We also had to be very careful to not slip. Whenever we went out astern to get some more wood, whenever we walked around deck to check lines or to hammer ice, and especially whenever we walked up and down the dock from shore to boat—we had to be careful to not slip. We had a gangplank then, and trips up and down this slope were really treacherous. Falling overboard is something of which I’ve had my share—but not in icy waters.
There were lots of other odd extra “be careful” things. For example, we had to be very careful not to let any through-hulls clog up. There was no diving into the water to ream them out when that happened. We had to be very careful not to let any bacon grease go down the sink drain. The cold water would turn it solid. (We don’t do this anyway, but if a tiny accident happened, the penalty was even more severe in the cold.) We had to be careful to monitor temps in the engine space. We didn’t want to winterize the generator and engine because we were living aboard and we never knew when we’d need them—as for heat. But it’s easy to forget that, even when the cabin temperature was OK, the cold from the air and water could radiate through the fiberglass hull and chill untended space. We had to be careful to not let our clothes in the hanging lockers touch the hull sides of the lockers. Sometimes they’d be wet when we tried to put them on. Several times we’d try to pull them out and they’d be frozen to the side of the locker.
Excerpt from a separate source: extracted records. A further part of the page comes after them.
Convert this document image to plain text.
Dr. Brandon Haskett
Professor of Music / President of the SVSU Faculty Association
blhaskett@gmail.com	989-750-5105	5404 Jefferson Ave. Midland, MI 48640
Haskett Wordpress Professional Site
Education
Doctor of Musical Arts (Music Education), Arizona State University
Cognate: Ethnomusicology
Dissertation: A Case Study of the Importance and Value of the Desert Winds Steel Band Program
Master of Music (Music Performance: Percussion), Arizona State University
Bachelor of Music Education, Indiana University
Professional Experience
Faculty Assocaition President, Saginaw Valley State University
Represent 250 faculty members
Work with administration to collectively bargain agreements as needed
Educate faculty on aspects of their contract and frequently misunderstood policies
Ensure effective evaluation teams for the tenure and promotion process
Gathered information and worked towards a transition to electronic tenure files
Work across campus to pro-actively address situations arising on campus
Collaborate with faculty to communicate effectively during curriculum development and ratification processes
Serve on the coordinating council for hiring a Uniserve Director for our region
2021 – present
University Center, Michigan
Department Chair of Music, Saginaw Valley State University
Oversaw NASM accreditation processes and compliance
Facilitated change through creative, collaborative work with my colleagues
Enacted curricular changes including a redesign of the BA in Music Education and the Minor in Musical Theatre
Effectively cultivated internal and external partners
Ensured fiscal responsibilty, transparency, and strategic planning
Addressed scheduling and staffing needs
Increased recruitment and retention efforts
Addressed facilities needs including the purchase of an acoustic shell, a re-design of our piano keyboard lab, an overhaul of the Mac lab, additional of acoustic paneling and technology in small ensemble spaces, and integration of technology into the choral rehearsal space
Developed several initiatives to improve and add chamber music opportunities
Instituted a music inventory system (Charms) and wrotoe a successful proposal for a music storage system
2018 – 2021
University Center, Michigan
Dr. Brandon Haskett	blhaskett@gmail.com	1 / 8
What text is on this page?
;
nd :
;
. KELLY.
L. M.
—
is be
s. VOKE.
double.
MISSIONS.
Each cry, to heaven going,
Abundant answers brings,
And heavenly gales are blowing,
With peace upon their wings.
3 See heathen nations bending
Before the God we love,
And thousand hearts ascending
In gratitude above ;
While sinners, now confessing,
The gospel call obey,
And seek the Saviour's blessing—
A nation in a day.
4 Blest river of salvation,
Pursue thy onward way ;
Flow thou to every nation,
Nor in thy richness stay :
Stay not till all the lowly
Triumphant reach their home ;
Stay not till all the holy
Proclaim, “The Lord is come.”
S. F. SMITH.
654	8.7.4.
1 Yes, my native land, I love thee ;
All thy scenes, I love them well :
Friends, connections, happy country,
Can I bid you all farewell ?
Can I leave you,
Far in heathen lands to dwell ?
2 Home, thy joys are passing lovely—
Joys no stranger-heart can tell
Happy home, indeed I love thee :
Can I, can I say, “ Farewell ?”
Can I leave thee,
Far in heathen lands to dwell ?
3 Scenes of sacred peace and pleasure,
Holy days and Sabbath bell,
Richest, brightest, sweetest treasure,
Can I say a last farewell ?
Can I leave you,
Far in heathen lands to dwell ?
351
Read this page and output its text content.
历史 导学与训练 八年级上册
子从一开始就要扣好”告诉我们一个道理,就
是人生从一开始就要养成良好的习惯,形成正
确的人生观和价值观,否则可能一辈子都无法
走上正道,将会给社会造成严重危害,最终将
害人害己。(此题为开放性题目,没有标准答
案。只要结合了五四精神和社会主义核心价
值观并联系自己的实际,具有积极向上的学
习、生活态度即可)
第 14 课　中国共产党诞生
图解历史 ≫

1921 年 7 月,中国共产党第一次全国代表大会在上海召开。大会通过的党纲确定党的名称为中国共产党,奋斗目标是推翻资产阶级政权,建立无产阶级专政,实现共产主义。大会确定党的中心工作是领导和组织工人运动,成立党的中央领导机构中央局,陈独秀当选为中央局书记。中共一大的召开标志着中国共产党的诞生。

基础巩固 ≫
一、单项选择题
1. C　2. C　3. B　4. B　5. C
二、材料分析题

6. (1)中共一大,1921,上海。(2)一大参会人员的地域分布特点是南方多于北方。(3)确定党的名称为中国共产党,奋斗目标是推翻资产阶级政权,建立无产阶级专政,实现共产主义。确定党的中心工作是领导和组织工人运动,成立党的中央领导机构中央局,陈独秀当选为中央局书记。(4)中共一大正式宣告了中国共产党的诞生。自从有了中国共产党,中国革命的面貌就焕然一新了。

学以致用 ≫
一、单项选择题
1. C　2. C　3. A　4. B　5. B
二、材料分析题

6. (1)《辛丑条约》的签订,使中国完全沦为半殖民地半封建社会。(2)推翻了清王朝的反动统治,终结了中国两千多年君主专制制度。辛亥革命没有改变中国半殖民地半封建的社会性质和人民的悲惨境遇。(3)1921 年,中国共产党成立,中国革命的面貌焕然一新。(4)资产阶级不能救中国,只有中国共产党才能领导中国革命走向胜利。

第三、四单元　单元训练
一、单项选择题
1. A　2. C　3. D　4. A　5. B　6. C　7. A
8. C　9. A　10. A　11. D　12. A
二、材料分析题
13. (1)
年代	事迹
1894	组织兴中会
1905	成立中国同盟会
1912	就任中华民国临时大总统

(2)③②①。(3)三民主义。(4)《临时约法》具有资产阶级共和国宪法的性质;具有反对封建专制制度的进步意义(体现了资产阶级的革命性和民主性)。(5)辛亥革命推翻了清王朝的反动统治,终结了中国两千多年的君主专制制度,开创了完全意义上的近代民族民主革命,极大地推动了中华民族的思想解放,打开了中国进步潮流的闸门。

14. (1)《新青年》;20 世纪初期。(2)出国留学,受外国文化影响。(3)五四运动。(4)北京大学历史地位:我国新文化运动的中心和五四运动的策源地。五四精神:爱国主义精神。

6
We could have added insulation here and there. And there are a lot of other things that winter boat dwellers do these days to make their floating igloo more habitable. But we had another plan and concentrated on that. The plan was to go south in the winter, and soon we did. The first winter we left the Chesapeake in late December, having spent Christmas with my parents. Day after day we had frost, sometimes snow on the deck. In the fresh waters of the Virginia Cut near the Great Dismal Swamp we broke ice as we moved—not a nice thing to do to your gel coat. But we kept moving and we finally got to where it was warm. We’ll never forget the first clear unmistakable sign of the tropics. For us it occurred at Jupiter Inlet in South Florida. Here, Gulf Stream waters flood into the ICW. They are clear and blue and at times almost as pretty as the waters of the Caribbean and Bahamas. Clouds and colors of the sky show tropical characteristics. We said, “we don’t do winter anymore.” And we didn’t.
When the Waters Grow Still
But this winter, after we got our boat south, we came back up to the Chesapeake by car for a visit. And the strangest thing happened. We liked the winter. No, we wouldn’t want to be here for more than a visit, and yes, the winters these days have been much warmer than the winters we remember. But breathing in crisp air, smelling the salt marshes when they’re cold, seeing the wild geese flying overhead, seeing a world without all the green, but beautiful nevertheless, and, especially, feeling again the renovating change that distinctly different seasons bring—all is good. It’s also good that we can get back aboard our boat very soon and head on.
But the lesson to us is that if you must do winter, enjoy it. Not only are there the good parts of the winter season, but also there’s the looking forward to changes--to what’s to come—whether that’s a spring and summer and fall of good boating where you are, or whether it’s next winter when you can take off south with us.